Arizona coach Sean Miller coached against Majerus when he was at Xavier and Majerus was at Saint Louis.
“We’ve certainly lost a member of the coaching fraternity that all of us respect,” Miller said. “It became very apparent when you prepared for his team and watched him coach against your team that there are very few coaches that are more prepared, more detail-oriented that knew the game comprehensively than Rick Majerus. You could also sense that basketball, the game, the love of the game was really part of his life.”
Majerus was openly critical of Saint Louis’ affiliation in the Atlantic 10, complaining that the travel demands made it too hard to succeed academically. Yet he coached two academic All-Americans at Saint Louis, Conklin and Kevin Lisch.
Majerus was born in Milwaukee and earned a spot on the freshman team at Marquette, his hometown college. He didn’t make the varsity under McGuire, who instead hired him as an assistant coach in 1971.
Majerus’ ties to Wisconsin included a one-year stint as assistant coach with the NBA’s Bucks in 1987-88.
“He’s done so much for basketball at Marquette and all through the state of Wisconsin,” Bucks assistant coach Jim Boylan said. “For me personally, he’s always been there. He’s one of those guys who, if you don’t see Rick for a while and when something was going wrong and you needed help, boom, he’d be there. He’d basically give you the shirt off his back, if that’s what you needed.”
Three of Majerus’ players at Utah were first-round NBA draft picks. Keith Van Horn was No. 2 overall in 1997, Michael Doleac 12th in 1998 and Andre Miller eighth in 1999.
Saint Louis is 3-3 this season under interim coach Jim Crews, who joined the staff last season. The Billikens were picked to finish second in the Atlantic 10 but have struggled without point guard Kwamain Mitchell, sidelined probably until January with a broken foot.

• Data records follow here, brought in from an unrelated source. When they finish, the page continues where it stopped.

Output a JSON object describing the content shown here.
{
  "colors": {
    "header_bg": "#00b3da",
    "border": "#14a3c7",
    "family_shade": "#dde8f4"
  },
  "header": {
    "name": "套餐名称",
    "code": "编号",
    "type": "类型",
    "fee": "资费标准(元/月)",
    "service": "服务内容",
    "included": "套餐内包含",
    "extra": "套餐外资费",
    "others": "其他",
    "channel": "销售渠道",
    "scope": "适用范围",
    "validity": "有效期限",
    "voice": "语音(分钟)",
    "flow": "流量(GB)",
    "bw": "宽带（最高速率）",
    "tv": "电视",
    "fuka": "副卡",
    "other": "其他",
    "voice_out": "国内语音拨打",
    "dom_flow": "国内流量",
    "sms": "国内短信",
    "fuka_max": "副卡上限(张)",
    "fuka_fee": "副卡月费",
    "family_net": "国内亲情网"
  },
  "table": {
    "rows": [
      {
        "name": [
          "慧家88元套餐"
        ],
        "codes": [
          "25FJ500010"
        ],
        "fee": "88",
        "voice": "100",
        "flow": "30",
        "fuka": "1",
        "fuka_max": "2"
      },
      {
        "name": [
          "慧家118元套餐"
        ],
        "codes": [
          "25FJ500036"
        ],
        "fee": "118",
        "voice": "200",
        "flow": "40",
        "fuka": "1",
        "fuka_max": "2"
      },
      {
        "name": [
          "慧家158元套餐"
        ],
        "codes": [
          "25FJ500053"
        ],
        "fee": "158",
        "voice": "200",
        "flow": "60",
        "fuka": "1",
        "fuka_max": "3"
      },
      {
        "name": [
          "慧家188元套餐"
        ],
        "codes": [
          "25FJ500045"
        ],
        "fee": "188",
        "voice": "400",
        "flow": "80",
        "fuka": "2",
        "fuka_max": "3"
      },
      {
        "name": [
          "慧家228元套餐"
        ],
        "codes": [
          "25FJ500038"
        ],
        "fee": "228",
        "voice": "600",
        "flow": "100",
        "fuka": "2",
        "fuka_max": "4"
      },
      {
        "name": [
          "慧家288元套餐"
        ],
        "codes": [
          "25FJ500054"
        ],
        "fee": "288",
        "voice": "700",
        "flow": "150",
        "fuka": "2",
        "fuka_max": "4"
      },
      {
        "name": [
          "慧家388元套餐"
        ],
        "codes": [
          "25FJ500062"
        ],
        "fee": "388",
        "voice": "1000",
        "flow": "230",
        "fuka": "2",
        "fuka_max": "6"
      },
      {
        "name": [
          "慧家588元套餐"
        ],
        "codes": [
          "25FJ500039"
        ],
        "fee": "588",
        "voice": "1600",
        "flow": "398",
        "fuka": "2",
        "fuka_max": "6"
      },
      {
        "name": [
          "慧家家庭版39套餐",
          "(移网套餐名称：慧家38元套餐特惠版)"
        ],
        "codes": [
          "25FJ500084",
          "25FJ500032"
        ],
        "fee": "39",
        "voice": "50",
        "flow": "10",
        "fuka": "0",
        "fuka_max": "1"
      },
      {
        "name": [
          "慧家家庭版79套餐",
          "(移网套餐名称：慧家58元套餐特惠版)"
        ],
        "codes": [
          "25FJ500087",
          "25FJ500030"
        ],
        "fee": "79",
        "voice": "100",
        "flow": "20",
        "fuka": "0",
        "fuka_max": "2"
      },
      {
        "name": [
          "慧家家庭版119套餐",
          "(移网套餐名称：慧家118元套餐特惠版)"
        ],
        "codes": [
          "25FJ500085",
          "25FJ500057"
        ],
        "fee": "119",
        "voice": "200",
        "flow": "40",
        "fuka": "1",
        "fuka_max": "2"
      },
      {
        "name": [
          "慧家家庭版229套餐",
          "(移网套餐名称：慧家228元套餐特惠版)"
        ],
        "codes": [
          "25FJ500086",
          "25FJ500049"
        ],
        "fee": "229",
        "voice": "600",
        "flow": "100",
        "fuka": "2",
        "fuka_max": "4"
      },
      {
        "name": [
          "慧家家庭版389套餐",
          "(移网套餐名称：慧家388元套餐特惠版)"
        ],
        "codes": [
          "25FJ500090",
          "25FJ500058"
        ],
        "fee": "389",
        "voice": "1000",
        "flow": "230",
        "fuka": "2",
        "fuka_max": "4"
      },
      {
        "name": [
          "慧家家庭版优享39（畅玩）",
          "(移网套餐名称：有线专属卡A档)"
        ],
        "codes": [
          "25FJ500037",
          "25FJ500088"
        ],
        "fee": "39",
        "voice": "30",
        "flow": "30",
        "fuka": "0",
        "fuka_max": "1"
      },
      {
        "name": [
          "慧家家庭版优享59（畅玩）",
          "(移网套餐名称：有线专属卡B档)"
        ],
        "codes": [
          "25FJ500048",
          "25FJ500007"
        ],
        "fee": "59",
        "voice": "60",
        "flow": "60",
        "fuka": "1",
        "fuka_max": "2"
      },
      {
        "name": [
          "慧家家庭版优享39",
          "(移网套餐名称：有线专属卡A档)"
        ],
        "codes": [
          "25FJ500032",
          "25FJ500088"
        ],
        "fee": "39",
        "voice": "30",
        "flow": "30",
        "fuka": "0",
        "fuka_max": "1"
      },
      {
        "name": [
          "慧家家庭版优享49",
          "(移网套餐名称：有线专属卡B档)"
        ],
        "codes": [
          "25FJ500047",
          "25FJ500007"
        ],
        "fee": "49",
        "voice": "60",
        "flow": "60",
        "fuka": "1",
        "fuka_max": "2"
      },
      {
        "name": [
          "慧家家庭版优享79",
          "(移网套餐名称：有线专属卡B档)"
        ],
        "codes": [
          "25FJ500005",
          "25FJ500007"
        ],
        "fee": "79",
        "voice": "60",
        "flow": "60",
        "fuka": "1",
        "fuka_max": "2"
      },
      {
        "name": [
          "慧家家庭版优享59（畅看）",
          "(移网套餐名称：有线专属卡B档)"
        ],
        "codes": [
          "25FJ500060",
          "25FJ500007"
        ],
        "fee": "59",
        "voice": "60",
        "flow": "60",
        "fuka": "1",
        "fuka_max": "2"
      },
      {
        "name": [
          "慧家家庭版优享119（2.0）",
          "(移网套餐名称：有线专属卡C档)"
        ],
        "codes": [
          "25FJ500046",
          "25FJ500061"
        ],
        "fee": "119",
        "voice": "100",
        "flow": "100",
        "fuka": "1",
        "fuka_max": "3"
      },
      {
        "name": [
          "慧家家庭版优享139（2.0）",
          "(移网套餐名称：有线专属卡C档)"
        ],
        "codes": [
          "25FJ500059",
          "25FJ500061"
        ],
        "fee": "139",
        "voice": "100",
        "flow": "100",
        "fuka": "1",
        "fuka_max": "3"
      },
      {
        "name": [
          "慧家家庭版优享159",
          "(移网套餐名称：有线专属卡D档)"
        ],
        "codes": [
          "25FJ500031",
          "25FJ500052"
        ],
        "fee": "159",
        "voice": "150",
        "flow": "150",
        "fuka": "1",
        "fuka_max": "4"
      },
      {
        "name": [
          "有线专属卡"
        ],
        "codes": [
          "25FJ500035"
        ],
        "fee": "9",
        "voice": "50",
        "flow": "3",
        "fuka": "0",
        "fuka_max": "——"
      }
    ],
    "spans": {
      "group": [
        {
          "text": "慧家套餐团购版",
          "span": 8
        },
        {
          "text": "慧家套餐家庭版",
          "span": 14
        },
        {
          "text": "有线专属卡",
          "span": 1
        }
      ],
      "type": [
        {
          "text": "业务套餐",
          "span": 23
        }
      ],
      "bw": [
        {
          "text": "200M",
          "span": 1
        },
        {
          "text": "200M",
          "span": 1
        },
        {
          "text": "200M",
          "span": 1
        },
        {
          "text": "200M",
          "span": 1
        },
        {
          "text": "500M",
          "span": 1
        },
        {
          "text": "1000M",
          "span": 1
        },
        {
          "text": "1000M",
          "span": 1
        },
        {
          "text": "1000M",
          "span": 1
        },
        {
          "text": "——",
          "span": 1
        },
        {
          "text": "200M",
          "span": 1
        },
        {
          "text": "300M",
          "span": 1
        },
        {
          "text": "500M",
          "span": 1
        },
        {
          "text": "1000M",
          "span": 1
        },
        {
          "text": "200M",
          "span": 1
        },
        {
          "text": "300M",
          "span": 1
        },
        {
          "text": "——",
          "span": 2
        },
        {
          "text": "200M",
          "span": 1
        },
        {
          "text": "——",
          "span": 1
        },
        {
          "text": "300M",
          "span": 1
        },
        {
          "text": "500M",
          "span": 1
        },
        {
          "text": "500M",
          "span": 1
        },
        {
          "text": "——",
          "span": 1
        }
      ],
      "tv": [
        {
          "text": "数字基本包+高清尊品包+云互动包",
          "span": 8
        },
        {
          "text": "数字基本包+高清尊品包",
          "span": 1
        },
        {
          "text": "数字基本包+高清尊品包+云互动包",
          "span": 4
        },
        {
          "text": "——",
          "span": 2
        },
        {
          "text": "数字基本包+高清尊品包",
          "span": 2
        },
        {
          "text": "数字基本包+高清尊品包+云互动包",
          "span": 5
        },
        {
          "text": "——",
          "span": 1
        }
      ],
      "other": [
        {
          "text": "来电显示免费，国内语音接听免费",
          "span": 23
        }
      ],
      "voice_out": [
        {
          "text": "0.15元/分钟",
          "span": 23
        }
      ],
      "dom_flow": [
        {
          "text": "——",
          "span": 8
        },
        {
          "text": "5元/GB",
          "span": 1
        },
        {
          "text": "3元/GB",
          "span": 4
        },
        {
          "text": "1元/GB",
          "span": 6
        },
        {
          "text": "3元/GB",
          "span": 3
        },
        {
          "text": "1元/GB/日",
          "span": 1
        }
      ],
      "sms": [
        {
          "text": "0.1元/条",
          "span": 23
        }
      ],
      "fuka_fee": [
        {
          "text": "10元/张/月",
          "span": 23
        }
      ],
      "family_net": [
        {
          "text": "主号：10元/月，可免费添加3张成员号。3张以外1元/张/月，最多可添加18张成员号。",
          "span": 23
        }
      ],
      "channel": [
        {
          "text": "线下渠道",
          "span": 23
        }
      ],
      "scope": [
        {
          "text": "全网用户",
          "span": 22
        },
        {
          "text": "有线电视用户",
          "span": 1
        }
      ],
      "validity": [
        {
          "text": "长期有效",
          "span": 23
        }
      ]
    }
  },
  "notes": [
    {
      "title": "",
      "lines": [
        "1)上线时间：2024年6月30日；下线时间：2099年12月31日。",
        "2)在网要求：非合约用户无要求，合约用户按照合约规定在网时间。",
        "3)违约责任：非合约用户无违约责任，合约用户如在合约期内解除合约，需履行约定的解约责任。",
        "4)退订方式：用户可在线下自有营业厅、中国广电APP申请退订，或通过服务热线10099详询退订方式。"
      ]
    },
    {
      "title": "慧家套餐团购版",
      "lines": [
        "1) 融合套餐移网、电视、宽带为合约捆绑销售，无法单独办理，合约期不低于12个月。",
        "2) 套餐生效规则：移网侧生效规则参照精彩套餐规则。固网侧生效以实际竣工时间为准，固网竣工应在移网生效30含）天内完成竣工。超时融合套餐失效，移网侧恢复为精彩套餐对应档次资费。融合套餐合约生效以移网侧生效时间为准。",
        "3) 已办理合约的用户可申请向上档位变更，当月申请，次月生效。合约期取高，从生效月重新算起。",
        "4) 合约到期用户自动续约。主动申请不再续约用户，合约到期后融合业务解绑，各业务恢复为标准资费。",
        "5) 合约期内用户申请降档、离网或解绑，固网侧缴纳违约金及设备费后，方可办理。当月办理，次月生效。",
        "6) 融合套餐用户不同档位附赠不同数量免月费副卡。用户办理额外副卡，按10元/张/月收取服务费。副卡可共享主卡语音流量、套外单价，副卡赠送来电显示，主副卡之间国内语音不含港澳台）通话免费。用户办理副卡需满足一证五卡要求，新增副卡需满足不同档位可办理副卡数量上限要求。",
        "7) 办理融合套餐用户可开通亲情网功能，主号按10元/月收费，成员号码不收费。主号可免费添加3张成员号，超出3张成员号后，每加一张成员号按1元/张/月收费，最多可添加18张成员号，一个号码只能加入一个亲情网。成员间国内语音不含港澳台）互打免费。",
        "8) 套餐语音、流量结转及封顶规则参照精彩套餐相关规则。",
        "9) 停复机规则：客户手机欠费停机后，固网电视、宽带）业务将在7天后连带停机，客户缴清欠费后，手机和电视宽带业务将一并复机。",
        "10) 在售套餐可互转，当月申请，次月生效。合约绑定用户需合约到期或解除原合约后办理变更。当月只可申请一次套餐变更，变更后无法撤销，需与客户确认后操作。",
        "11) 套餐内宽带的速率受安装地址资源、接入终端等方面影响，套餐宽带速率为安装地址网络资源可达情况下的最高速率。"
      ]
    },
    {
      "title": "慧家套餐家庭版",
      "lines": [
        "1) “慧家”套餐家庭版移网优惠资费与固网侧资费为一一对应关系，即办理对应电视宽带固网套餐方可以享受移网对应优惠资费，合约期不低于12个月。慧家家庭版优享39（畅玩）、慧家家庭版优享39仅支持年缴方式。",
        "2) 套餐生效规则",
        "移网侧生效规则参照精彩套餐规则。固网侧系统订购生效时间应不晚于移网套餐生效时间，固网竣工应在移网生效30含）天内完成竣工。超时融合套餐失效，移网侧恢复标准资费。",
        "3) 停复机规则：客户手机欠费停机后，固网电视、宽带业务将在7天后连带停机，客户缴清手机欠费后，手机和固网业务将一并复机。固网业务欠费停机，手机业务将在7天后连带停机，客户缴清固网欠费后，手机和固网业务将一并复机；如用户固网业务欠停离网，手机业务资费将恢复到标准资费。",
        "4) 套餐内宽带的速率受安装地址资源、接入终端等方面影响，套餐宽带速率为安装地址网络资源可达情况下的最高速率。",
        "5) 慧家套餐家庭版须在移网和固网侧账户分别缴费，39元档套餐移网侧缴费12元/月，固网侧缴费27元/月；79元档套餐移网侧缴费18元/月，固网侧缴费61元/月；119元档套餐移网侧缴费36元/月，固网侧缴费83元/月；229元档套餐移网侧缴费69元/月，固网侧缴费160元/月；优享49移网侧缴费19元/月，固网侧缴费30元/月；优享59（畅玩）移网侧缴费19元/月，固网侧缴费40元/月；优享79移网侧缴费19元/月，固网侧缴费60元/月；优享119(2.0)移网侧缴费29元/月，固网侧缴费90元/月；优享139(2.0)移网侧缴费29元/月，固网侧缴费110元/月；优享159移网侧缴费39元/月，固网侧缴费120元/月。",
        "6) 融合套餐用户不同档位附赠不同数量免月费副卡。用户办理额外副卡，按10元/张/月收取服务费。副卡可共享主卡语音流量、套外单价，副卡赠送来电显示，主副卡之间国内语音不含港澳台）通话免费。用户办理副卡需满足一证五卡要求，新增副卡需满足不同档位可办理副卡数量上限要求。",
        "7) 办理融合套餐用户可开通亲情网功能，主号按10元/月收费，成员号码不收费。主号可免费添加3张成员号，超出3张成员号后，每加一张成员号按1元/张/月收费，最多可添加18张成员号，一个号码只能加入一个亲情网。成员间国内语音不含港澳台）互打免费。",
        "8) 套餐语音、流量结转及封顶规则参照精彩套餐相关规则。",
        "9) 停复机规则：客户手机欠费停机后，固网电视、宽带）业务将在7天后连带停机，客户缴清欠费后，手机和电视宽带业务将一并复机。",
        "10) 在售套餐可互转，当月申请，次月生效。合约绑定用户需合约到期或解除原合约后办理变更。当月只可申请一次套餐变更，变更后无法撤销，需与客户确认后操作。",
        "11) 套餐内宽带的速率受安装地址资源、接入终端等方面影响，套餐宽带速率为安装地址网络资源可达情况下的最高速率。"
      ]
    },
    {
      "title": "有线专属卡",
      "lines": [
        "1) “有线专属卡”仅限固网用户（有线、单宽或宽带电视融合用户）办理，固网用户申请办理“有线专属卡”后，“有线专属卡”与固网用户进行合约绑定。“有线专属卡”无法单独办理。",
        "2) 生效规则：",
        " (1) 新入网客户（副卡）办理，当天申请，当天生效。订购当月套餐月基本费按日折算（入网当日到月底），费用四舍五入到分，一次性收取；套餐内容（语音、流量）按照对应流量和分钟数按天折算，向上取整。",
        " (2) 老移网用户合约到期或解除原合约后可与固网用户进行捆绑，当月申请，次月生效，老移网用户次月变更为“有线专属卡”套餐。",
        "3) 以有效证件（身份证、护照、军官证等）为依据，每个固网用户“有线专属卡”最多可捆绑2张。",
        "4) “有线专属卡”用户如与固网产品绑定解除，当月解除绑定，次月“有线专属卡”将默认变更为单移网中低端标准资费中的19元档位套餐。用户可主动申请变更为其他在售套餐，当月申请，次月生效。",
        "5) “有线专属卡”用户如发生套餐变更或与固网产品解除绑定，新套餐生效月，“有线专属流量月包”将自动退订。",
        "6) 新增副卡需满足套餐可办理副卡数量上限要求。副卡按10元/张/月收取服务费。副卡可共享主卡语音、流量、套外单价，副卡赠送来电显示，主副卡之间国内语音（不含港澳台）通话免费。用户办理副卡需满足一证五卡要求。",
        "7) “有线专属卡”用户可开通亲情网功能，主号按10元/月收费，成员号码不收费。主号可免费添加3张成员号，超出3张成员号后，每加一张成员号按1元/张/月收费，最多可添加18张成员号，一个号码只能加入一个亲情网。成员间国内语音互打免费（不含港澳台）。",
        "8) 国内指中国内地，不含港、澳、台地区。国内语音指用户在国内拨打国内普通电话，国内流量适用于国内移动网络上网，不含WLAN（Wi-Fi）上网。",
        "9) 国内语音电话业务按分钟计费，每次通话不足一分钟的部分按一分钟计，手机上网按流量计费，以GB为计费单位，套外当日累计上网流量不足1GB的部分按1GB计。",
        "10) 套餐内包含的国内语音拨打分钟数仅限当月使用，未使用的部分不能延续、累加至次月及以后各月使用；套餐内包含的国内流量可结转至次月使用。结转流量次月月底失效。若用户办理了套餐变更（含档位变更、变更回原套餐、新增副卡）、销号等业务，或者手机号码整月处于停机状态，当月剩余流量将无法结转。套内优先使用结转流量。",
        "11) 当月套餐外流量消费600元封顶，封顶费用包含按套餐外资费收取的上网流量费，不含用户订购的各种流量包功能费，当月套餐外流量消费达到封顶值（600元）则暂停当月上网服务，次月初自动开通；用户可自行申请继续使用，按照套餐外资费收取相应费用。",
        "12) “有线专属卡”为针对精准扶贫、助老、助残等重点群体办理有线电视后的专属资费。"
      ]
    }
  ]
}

“Nobody loved basketball and teaching kids more that Rick,” Crews said. “His passion for the game and the coaching profession was unparalleled.”
Majerus’ father, Raymond, died of a heart attack at 63 in 1987. He was a former secretary-treasurer of the United Auto Workers. Majerus was devoted to his mother, Alyce, before her death in August 2011.
He was briefly married from 1987-89. He is survived by sisters Jodi and Tracy.
The portly coach was unabashed in his love of food, always quick with a restaurant recommendation for whatever town his teams were playing in.
His autobiography, “My Life On a Napkin,” came out in 2000.